Creates an instance of the Spark backend class.

Parameters: config (dict, optional) – The config options for Spark backend. The default value is an empty Python dictionary {}. config should be a dictionary of Spark configuration options and their values with :obj:’npartitions’ as the only allowed extra parameter.

Example:

config = {
    'npartitions':20,
    'spark.master':'myMasterURL',
    'spark.executor.instances':10,
    'spark.app.name':'mySparkAppName'
}

Note

If a SparkContext is already set in the current environment, the Spark configuration parameters from :obj:’config’ will be ignored and the already existing SparkContext would be used.

distribute_files(includes_list)[source]¶

Spark supports sending files to the executors via the SparkContext.addFile method. This method receives in input the path to the file (relative to the path of the current python session). The file is initially added to the Spark driver and then sent to the workers when they are initialized.

Parameters: includes_list (list) – A list consisting of all necessary C++ files as strings, created one of the include functions of the PyRDF API.

PyRDF’s utility functions¶

class PyRDF.backend.Utils.Utils[source]¶

Class that houses general utility functions.

classmethod declare_headers(headers_to_include)[source]¶

Declares all required headers using the ROOT’s C++ Interpreter.

Parameters: headers_to_include (list) – This list should consist of all necessary C++ headers as strings.

classmethod declare_shared_libraries(libraries_to_include)[source]¶

Declares all required shared libraries using the ROOT’s C++ Interpreter.
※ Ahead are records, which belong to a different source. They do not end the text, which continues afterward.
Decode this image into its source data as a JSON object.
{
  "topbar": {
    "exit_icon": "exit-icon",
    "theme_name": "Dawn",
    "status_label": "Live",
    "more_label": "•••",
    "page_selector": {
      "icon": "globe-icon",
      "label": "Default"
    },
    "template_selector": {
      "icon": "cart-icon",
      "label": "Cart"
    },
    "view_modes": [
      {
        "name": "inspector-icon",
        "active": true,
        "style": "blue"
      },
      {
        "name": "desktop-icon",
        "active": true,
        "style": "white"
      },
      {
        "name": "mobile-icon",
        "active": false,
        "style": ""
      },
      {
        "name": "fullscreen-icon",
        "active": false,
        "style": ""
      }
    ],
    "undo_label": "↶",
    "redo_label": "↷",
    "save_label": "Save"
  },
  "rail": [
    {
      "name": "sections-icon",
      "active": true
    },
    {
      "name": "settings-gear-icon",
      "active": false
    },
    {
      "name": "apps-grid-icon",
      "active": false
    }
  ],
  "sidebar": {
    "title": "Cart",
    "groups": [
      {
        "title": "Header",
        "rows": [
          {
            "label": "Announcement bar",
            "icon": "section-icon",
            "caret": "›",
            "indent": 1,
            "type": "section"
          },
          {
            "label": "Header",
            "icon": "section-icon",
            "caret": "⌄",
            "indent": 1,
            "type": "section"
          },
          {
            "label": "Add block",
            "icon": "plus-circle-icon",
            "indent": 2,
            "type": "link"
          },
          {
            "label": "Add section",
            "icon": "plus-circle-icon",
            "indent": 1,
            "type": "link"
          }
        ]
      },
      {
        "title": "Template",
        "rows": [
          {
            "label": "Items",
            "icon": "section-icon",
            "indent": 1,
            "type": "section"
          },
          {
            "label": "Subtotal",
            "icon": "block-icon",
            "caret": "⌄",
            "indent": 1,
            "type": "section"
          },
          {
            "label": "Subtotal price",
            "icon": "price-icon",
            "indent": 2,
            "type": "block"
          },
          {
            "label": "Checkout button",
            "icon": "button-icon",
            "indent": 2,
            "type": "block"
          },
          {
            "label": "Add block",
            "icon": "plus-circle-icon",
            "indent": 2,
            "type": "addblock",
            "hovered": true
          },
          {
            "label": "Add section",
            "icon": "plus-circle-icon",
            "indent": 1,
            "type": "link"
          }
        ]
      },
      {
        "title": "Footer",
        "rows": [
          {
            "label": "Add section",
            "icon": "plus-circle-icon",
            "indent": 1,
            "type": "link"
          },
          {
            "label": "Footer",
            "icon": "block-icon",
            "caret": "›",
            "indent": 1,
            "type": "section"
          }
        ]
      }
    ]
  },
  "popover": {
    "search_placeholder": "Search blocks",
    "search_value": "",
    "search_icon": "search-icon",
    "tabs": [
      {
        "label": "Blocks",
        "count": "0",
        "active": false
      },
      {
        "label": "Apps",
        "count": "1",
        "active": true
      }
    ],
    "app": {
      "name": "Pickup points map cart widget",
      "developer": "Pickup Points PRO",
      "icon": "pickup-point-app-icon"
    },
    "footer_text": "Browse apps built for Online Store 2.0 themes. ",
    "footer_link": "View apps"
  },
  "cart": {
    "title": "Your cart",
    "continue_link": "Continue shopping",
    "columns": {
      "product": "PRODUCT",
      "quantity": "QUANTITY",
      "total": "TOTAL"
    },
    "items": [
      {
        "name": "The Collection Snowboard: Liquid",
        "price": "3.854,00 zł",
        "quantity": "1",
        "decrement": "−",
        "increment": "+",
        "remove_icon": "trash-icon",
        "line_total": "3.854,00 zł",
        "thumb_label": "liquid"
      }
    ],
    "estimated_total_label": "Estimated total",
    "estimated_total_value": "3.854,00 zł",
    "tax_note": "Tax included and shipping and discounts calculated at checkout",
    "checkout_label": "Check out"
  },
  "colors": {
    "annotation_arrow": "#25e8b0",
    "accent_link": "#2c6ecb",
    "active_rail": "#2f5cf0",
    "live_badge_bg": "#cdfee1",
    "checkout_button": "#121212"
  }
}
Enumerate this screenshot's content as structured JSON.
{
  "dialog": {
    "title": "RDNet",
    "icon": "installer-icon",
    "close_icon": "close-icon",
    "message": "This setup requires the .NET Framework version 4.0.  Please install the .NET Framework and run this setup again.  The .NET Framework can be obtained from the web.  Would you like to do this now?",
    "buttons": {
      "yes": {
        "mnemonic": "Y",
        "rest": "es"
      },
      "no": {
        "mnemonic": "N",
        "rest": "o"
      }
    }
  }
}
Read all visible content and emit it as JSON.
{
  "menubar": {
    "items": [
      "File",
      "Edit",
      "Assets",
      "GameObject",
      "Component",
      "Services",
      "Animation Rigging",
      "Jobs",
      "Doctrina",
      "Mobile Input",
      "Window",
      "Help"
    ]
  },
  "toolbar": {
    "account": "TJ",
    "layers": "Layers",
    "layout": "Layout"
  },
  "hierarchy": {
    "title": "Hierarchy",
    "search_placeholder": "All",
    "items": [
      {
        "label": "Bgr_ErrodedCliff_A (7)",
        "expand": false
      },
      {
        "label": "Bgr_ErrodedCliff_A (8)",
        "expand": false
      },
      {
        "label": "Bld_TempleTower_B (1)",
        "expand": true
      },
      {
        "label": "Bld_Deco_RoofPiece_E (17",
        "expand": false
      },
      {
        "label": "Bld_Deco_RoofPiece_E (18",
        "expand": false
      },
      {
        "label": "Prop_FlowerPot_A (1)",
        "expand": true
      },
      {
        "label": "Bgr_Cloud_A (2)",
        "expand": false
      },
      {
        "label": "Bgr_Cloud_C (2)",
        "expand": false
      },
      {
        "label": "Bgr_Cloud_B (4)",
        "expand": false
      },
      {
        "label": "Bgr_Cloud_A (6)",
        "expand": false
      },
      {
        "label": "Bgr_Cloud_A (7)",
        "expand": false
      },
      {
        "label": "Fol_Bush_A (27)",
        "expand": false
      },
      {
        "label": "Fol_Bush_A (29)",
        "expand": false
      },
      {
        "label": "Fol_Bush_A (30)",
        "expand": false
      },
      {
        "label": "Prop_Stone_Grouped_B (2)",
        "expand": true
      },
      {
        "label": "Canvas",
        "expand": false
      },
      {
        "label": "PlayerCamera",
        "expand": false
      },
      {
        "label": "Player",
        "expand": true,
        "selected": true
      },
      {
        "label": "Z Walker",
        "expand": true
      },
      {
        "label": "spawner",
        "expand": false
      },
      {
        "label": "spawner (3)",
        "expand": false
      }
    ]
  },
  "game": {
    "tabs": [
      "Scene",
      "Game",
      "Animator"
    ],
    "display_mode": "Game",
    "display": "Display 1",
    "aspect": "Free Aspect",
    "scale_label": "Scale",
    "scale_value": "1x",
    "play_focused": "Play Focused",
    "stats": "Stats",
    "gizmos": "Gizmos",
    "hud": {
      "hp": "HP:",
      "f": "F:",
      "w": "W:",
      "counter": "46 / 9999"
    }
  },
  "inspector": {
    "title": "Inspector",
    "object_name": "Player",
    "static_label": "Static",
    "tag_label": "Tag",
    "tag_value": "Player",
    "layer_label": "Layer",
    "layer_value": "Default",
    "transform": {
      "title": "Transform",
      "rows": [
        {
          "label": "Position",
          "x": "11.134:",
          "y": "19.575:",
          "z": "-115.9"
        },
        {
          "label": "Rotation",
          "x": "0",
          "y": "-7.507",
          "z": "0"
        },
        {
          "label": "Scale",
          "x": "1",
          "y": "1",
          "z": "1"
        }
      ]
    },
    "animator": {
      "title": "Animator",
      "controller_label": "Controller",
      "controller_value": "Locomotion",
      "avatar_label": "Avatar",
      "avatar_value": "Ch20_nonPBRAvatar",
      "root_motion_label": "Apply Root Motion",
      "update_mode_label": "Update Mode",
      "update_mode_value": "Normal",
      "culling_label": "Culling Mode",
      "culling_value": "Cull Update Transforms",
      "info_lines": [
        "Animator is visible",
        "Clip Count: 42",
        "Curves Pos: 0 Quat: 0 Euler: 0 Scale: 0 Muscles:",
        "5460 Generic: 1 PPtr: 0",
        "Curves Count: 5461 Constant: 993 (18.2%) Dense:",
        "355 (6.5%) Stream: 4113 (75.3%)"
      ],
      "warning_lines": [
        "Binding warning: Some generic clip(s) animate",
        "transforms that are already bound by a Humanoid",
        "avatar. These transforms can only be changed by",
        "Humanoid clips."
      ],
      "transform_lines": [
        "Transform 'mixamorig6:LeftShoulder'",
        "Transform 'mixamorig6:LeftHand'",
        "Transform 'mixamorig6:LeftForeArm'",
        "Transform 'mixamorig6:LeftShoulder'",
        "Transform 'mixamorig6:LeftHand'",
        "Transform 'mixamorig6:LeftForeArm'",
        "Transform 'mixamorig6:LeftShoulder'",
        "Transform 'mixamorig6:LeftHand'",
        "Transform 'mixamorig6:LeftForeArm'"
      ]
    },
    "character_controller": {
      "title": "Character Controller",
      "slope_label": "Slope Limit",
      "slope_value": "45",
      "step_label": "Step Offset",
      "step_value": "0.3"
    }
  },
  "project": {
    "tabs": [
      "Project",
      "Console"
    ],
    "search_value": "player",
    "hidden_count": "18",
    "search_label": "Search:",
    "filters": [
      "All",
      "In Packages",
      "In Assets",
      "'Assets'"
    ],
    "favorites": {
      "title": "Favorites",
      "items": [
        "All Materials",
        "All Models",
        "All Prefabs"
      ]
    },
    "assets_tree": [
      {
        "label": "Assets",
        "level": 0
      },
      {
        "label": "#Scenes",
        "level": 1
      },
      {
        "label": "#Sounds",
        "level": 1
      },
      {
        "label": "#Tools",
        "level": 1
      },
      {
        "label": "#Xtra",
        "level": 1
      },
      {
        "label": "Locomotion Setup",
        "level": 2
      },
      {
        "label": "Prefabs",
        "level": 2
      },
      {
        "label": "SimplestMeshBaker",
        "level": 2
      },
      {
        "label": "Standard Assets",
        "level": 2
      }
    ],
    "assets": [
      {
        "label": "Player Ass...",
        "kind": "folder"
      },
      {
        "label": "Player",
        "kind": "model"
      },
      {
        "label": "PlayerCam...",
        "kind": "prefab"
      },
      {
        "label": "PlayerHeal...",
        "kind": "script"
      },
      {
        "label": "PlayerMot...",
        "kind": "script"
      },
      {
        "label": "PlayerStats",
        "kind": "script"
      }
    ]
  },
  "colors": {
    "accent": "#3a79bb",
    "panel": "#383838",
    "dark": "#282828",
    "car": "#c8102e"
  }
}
Parameters: libraries_to_include (list) – This list should consist of all necessary C++ shared libraries as strings.

classmethod extend_include_path(include_path)[source]¶

Extends the list of paths in which ROOT looks for headers and libraries. Every header directory is added to the internal include path of ROOT so the interpreter can find them. Even if the same path is added twice, ROOT keeps a collection of unique paths. Find more at `TInterpreter<https://root.cern.ch/doc/master/classTInterpreter.html>`_

Parameters: include_path (str) – the path to the directory containing files needed for the analysis.